Your gameday menu should be comprised of your most popular and most efficient items. Think about fun shareable plates such as like quesos, wings, etc. It should be fairly scientific to determine those dishes through sales records, outside reviews, and conversations with your kitchen hierarchy. These efforts will hopefully produce a menu that spends less time in your guests’ hands, therefore getting their orders into the kitchen earlier.

The Business Benefits of a Gameday Menu

In the kitchen, the benefits are plentiful. A smaller range of dishes allows your line cooks more space in their station to keep backups of their mise en place. Making room for extra third pans full of burgers or containers of nacho accoutrements will keep your cooks on the line rather than running between their post and the walk-in. It goes without saying that your cooks cannot cook away from their stoves, so the less time they spend off the line, the sooner the food gets to your guests.

From a financial standpoint, controllable items are variables. The fewer variables you need to account for, however, the more predictable your bottom line becomes. Predictability lets you pinpoint your labor needs, product ordering, and menu pricing.

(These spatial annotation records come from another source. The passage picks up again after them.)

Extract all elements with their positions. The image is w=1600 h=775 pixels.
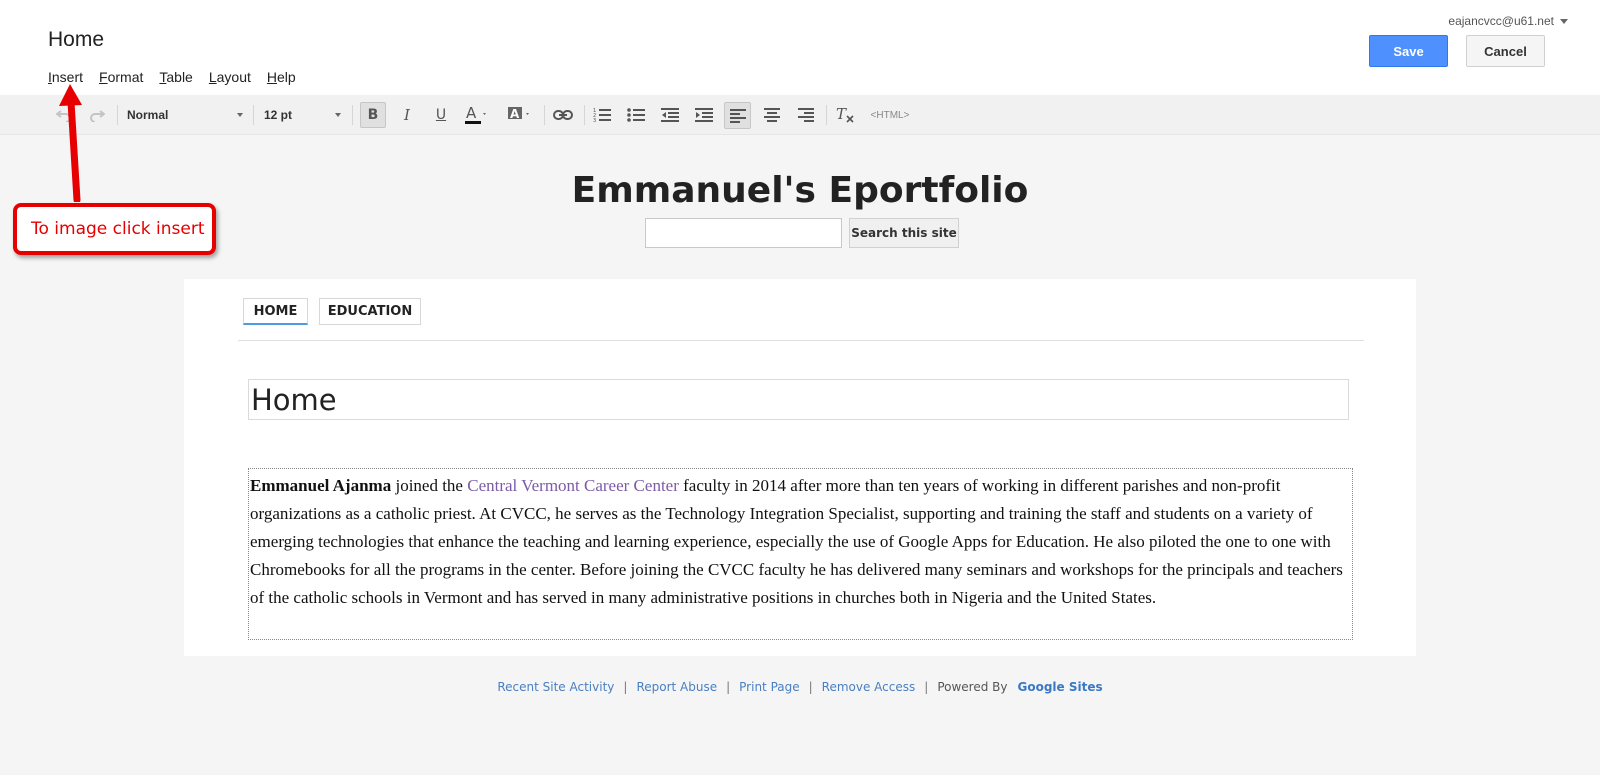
text-color-icon[interactable]: A xyxy=(462,103,492,127)
body-text: joined the xyxy=(391,476,468,495)
editor-header: Home Insert Format Table Layout Help eaj… xyxy=(0,0,1600,95)
page-title-field[interactable]: Home xyxy=(248,379,1349,420)
account-email: eajancvcc@u61.net xyxy=(1448,14,1554,28)
toolbar-separator xyxy=(544,105,545,125)
toolbar-separator xyxy=(352,105,353,125)
chevron-down-icon xyxy=(335,113,341,117)
site-title: Emmanuel's Eportfolio xyxy=(571,170,1029,211)
numbered-list-icon[interactable]: 123 xyxy=(590,103,614,127)
save-button[interactable]: Save xyxy=(1369,35,1448,67)
svg-text:A: A xyxy=(510,107,520,121)
body-text: faculty in 2014 after more than ten year… xyxy=(250,476,1343,607)
chevron-down-icon xyxy=(1560,18,1568,24)
author-name: Emmanuel Ajanma xyxy=(250,476,392,495)
underline-icon[interactable]: U xyxy=(429,103,453,127)
bold-icon[interactable]: B xyxy=(360,102,386,128)
footer-separator: | xyxy=(924,680,929,694)
nav-tab-home[interactable]: HOME xyxy=(243,298,308,325)
toolbar-separator xyxy=(253,105,254,125)
nav-divider xyxy=(238,340,1364,341)
page-name: Home xyxy=(48,28,105,51)
menu-format[interactable]: Format xyxy=(99,69,143,85)
footer-separator: | xyxy=(726,680,731,694)
cvcc-link[interactable]: Central Vermont Career Center xyxy=(467,476,679,495)
footer-link-remove-access[interactable]: Remove Access xyxy=(822,680,916,694)
decrease-indent-icon[interactable] xyxy=(658,103,682,127)
svg-text:3: 3 xyxy=(593,118,596,123)
google-sites-link[interactable]: Google Sites xyxy=(1017,680,1102,694)
menu-help[interactable]: Help xyxy=(267,69,296,85)
align-center-icon[interactable] xyxy=(760,103,784,127)
page-body-editor[interactable]: Emmanuel Ajanma joined the Central Vermo… xyxy=(248,468,1353,640)
toolbar-separator xyxy=(826,105,827,125)
site-footer: Recent Site Activity | Report Abuse | Pr… xyxy=(0,680,1600,694)
account-menu[interactable]: eajancvcc@u61.net xyxy=(1448,14,1568,28)
paragraph-style-select[interactable]: Normal xyxy=(127,103,243,127)
italic-icon[interactable]: I xyxy=(395,103,419,127)
footer-link-recent-activity[interactable]: Recent Site Activity xyxy=(497,680,614,694)
powered-by-label: Powered By xyxy=(937,680,1008,694)
align-right-icon[interactable] xyxy=(794,103,818,127)
bulleted-list-icon[interactable] xyxy=(624,103,648,127)
footer-separator: | xyxy=(623,680,628,694)
footer-link-print-page[interactable]: Print Page xyxy=(739,680,799,694)
footer-separator: | xyxy=(808,680,813,694)
formatting-toolbar: Normal 12 pt B I U A A 123 T <HTML> xyxy=(0,95,1600,135)
svg-text:T: T xyxy=(836,106,847,123)
nav-tab-education[interactable]: EDUCATION xyxy=(319,298,421,325)
annotation-text: To image click insert xyxy=(31,219,205,239)
link-icon[interactable] xyxy=(550,103,576,127)
html-button[interactable]: <HTML> xyxy=(868,103,912,127)
clear-formatting-icon[interactable]: T xyxy=(833,103,857,127)
chevron-down-icon xyxy=(237,113,243,117)
cancel-button[interactable]: Cancel xyxy=(1466,35,1545,67)
search-input[interactable] xyxy=(645,218,842,248)
annotation-callout: To image click insert xyxy=(13,203,216,255)
font-size-select[interactable]: 12 pt xyxy=(264,103,341,127)
increase-indent-icon[interactable] xyxy=(692,103,716,127)
highlight-color-icon[interactable]: A xyxy=(505,103,535,127)
toolbar-separator xyxy=(584,105,585,125)
search-button[interactable]: Search this site xyxy=(849,218,959,248)
align-left-icon[interactable] xyxy=(724,102,751,129)
svg-text:A: A xyxy=(466,104,477,122)
paragraph-style-value: Normal xyxy=(127,108,169,122)
font-size-value: 12 pt xyxy=(264,108,293,122)
footer-link-report-abuse[interactable]: Report Abuse xyxy=(636,680,717,694)
page-content-panel: HOME EDUCATION Home Emmanuel Ajanma join… xyxy=(184,279,1416,656)
toolbar-separator xyxy=(117,105,118,125)
annotation-arrow-icon xyxy=(59,84,82,202)
menu-layout[interactable]: Layout xyxy=(209,69,251,85)
menu-table[interactable]: Table xyxy=(159,69,192,85)
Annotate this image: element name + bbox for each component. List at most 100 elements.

Another benefit to stability in one of your most normally fluctuating areas, is that it allows you to take risks where you may normally play it safe. Use a few slots on your gameday menu as canaries in the coal mine to try out new ideas before implementing them full-time.

What Do Your Guests Want?

Remember, these are hungry sports fans at your door. While no group is a monolith, you’ll have quite a few “red-blooded American” archetypes packing your booths and barstools. These guests aren’t necessarily averse to trying new things, but it’s a careful process. Don’t be afraid to challenge their taste buds, but you don’t want to scare them off, either. Your menu should at least feel familiar to the eyes before you surprise their mouths.

From a cuisine standpoint, globalization and multiculturalism have made eaters more adventurous than ever. African, Thai, and Peruvian flavors are the current tastes du jour. While you shouldn’t overhaul your menu to look like a PBS travel documentary, adding the occasional touch of international flair can add the right amount of contrast. Subbing out your rice for couscous, tossing your chicken wings with sweet Thai chili sauce, or adding empanadas to your appetizer selection can prove to be just the right amount of different.

Balancing old with new while keeping your kitchen humming will give you a proper mix of comfort and excitement that will parallel the gameday experience as a whole.